A new worm targeting another online payment service is spreading rapidly via email.

Dumaru-Y installs a keystroke logger and backdoor on infected PCs and targets user information for an online payment service called e-gold.com, according to Symantec's Security Response Centre.

In a statement the Centre said: "The worm may harvest passwords for a variety of applications, however it does specifically target those for www.e-gold.com.

"For any webform on this site, the worm will begin logging all keystrokes. This appears to be an attempt by the author of this worm to steal e-gold accounts."

Dumaru-Y is spread via a .zip compressed file named 'myphoto.jpg.exe'. The worm affects Windows Server 2003, Windows 2000, NT, XP, 98, 95 and ME. It was first detected on Sunday evening in the US.

Infected emails come with the header 'Important information for you. Read it immediately!' and the message 'Hi! Here is my photo, that you asked for yesterday.'

If the .zip file is opened Dumaru scans the PC for any email addresses and mails itself forward using its own SMTP engine.

The active payload creates a tool that intercepts keystrokes, known as a WindowsHook.

Some data typed into applications and web forms can be stored on the infected machine in a file named vxdload.log, and all information related to e-gold accounts is stored.

Any information copied onto the Clipboard is stored in a file called rundllx.sys. Once the log files are large enough they are emailed to an unknown address.

Dumaru also installs two backdoors using ports 2283 and 10000 that allow the PC to be remotely controlled by hackers, or used as a relay in distributed denial of service attacks.
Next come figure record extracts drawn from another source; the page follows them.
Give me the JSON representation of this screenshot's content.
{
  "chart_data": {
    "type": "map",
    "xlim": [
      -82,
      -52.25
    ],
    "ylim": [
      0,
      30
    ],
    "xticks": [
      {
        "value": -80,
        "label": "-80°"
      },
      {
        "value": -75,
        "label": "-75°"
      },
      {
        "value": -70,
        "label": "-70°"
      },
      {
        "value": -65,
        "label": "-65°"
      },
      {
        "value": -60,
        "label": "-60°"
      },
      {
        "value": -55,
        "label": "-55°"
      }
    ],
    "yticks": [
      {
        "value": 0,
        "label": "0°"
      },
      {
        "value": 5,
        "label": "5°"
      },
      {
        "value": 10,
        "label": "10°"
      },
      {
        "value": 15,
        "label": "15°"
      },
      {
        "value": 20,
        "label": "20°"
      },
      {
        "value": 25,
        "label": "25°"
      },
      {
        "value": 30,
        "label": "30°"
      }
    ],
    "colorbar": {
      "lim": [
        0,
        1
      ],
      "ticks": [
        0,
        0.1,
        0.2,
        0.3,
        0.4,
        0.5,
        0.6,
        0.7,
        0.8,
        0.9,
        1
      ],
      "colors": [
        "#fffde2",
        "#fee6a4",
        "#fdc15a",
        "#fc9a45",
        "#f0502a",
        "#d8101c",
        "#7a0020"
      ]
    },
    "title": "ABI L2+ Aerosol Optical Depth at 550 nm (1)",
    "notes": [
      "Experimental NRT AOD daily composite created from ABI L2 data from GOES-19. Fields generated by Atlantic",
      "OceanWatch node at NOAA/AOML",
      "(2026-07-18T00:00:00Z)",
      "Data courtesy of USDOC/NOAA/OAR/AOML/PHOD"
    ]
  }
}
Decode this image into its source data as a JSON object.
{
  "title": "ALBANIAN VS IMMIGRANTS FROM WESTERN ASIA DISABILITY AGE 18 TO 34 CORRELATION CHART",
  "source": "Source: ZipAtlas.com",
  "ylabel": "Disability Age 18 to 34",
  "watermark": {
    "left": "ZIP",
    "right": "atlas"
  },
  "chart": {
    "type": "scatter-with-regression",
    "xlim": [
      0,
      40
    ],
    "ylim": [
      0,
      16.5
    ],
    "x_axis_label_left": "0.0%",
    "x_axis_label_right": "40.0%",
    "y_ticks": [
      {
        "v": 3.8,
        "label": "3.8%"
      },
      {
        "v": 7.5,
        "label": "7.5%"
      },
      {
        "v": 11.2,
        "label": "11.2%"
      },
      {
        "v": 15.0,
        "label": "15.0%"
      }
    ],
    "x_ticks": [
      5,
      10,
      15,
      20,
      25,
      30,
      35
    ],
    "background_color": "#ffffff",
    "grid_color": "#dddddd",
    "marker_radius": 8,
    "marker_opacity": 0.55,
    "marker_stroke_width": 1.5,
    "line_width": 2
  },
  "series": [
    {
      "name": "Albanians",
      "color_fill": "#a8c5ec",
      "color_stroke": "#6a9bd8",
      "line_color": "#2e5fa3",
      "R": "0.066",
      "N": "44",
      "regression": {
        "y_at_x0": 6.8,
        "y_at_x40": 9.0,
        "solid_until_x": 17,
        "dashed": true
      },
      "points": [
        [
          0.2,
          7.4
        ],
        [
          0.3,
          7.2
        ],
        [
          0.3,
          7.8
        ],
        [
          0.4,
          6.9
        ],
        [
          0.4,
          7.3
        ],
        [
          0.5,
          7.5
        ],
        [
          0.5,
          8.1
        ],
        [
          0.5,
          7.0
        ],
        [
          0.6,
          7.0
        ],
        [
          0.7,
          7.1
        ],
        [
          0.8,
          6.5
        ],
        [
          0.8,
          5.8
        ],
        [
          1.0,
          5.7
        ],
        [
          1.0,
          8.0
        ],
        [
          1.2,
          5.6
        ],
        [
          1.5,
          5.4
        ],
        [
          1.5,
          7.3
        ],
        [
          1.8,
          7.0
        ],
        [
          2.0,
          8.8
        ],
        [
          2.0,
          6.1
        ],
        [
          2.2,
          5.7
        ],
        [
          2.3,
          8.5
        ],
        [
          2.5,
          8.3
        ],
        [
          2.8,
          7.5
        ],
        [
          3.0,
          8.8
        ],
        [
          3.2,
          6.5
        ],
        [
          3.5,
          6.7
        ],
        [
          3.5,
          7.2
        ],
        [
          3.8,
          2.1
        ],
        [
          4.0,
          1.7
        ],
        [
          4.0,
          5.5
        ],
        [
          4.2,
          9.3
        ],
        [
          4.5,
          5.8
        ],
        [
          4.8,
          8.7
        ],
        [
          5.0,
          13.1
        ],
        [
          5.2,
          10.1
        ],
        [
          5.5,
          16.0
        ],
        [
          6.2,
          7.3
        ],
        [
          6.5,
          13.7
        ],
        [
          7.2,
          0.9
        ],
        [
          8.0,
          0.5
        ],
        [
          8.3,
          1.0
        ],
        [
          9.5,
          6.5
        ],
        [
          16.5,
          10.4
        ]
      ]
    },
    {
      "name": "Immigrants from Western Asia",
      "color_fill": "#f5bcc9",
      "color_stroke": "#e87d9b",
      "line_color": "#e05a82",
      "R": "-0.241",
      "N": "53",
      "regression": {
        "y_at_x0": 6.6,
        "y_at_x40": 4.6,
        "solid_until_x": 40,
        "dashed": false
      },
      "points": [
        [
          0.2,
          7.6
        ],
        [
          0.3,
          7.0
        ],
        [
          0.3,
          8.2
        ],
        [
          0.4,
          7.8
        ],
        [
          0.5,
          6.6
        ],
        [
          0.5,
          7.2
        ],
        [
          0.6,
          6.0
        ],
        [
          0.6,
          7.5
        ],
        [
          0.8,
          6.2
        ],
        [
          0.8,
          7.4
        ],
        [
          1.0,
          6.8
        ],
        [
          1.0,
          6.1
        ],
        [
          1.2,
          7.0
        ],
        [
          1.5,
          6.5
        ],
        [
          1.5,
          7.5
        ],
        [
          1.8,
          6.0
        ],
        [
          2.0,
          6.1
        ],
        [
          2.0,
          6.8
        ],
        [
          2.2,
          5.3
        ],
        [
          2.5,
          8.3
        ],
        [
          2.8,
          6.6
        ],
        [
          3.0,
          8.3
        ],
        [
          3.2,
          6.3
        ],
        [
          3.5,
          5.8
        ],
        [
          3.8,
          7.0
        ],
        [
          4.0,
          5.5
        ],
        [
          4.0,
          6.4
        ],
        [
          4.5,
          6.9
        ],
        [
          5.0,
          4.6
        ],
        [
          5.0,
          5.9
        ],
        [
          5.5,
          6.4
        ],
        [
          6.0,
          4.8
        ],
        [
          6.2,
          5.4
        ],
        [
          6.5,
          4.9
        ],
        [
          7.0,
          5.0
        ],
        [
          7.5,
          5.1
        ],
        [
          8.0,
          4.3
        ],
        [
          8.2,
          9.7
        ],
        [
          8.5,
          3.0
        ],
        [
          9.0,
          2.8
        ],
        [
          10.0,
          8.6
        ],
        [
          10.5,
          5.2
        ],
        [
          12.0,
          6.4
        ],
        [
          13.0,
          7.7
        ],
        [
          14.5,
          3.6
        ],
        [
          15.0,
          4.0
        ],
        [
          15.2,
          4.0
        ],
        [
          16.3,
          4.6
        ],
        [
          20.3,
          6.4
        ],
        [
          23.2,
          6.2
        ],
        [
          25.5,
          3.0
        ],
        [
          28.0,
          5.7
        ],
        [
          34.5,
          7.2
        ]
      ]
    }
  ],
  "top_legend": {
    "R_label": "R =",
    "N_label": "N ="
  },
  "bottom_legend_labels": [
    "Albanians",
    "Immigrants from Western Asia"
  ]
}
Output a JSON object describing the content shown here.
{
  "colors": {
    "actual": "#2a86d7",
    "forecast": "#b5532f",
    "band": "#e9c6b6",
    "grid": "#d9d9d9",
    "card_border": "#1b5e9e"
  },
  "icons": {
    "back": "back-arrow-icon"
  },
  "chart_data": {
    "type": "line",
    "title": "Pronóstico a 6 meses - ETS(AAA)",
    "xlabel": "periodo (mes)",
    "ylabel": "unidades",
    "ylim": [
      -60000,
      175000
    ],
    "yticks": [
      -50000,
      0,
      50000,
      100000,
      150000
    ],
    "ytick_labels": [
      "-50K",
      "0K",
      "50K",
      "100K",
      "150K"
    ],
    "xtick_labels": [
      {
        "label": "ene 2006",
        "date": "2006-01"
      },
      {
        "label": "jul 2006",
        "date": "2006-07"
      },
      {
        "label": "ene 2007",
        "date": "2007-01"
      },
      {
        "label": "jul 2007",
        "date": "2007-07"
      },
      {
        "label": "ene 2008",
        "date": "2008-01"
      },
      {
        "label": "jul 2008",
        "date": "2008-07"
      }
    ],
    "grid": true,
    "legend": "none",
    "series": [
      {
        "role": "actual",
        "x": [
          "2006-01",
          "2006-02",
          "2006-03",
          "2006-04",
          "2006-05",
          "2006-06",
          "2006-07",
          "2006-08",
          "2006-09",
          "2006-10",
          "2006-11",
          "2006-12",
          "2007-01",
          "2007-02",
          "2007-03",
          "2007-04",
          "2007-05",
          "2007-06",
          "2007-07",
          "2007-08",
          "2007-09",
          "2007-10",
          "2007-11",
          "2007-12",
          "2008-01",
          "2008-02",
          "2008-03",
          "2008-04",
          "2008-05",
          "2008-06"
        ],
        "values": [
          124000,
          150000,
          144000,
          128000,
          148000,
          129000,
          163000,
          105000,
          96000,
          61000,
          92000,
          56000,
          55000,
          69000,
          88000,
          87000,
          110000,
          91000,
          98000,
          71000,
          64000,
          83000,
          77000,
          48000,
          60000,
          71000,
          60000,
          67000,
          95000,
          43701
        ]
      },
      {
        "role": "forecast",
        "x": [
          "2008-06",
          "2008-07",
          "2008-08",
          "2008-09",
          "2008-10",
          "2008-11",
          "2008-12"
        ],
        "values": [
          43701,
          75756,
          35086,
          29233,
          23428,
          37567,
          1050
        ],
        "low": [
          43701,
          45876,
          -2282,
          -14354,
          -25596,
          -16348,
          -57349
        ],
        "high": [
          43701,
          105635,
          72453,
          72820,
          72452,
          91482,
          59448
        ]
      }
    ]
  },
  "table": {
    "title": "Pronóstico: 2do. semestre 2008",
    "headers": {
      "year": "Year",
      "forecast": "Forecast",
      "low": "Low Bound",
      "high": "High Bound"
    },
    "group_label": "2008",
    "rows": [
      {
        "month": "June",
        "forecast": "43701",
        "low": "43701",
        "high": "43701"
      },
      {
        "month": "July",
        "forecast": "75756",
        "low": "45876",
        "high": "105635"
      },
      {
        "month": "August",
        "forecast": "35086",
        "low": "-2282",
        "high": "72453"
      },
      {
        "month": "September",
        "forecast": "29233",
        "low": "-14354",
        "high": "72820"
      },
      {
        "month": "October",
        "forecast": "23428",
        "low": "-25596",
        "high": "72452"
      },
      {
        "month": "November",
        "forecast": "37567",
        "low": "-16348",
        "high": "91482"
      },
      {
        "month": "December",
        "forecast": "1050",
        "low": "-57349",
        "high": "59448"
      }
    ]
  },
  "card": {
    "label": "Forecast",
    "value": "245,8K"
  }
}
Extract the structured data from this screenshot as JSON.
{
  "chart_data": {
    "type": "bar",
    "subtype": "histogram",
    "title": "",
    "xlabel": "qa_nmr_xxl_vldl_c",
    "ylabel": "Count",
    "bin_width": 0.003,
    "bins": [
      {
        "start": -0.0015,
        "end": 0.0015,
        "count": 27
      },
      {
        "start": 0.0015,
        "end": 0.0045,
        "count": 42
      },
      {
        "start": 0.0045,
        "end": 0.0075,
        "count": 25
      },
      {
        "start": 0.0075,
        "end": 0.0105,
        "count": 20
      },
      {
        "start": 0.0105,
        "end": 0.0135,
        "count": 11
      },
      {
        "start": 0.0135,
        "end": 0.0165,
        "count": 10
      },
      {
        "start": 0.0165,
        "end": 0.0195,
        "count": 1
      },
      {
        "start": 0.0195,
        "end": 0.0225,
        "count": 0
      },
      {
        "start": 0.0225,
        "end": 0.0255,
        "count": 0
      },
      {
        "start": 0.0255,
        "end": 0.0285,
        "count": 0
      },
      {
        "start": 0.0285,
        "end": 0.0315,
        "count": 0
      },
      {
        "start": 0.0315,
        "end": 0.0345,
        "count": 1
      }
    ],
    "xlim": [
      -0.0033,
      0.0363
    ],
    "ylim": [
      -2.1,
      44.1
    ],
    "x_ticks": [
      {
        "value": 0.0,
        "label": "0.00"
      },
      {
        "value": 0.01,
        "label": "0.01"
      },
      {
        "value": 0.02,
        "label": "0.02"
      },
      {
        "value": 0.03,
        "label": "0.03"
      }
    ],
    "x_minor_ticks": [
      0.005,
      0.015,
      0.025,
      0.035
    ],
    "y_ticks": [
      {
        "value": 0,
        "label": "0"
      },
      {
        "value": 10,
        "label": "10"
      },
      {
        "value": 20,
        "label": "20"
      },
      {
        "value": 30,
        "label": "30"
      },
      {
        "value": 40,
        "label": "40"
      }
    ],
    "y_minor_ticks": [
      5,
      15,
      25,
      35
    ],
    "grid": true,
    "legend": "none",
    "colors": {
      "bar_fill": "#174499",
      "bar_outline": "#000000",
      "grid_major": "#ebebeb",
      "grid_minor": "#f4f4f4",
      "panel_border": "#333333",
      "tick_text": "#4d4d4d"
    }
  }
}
Administrators are advised to block all .zip files at the firewall for protection. Virus signatures are available for download from most antivirus companies.

This is not the first worm to target online payment services. A variant of MiMail was released two months ago that targeted similar payment systems, and experts are warning that virus writers are increasingly looking to profit from their creations.